EA-3148
- Names: Preferred IUPAC name O-Cyclopentyl S-[2-(diethylamino)ethyl] methylphosphonothioate

Identifiers
- CAS Number: 93240-66-5;
- 3D model (JSmol): Interactive image;
- ChemSpider: 486530;
- PubChem CID: 559673;
- UNII: HCH2YKB5LV;
- CompTox Dashboard (EPA): DTXSID001020104 ;

Properties
- Chemical formula: C_{12}H_{26}NO_{2}PS
- Molar mass: 279.378 g/mol
- Density: 1.05 g/cm^{3}
- Boiling point: 111.11 °C (232.00 °F; 384.26 K)
- Hazards: Occupational safety and health (OHS/OSH):
- Main hazards: Extremely Toxic
- NFPA 704 (fire diamond): 4 1 1

= EA-3148 =

EA-3148 (Substance 100A) is a "V-series" nerve agent related to the better-known compounds VX and VR. It was studied by both the US and Soviet chemical weapons programmes during the Cold War, and is notable as the only V-series organophosphate nerve agent specifically identified in public domain sources as having a higher absolute potency as an acetylcholinesterase inhibitor than VX (around 50% more potent by weight). However, both the US and Soviet investigations of the compound concluded that despite its high potency, the physicochemical properties of the substance made it unsuitable for weaponisation, and further research was not conducted.
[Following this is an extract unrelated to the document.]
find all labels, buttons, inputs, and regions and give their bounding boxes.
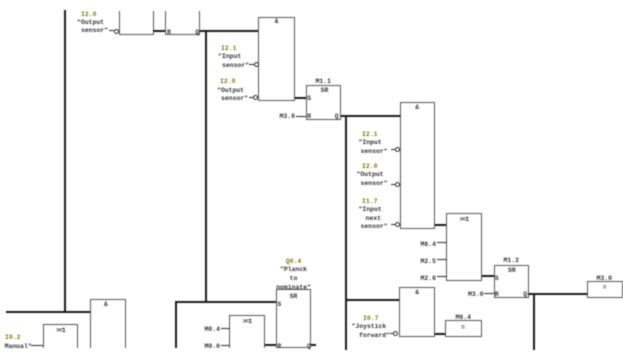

The chemical structure of EA-3148 falls within the scope of compounds designated "Toxic chemicals" under Schedule 1 of the Chemical Weapons Convention and so it is illegal throughout the world under international law and may only be used for certain types of scientific and medical research.

== Effects ==
A healthy American male soldier was given EA-3148, 1.15 μg/kg i.v.. Erythrocyte AChE values dropped precipitously to 22% of normal within 15 min of dosing and to 0% at 48 h; the value recovered to 88% of normal at 72 days post-exposure. Signs of toxicity were evident within 5-8 min of treatment in two comparably dosed subjects who felt dizzy, weak, tired, sweaty, and had hands and feet that were moist. Within 2 h post-exposure, these subjects reportedly were resting, eating, and feeling fine.

A U.S. Army report summarizing experience with EA-3148 noted anorexia, fatigue, poor sleep, unusual dreams, dizziness, euphoria, blurred vision, increased salivation, restlessness; decrements in a test of numerical facility in four individuals and exaggeration of a schizoid personality in one male soldier.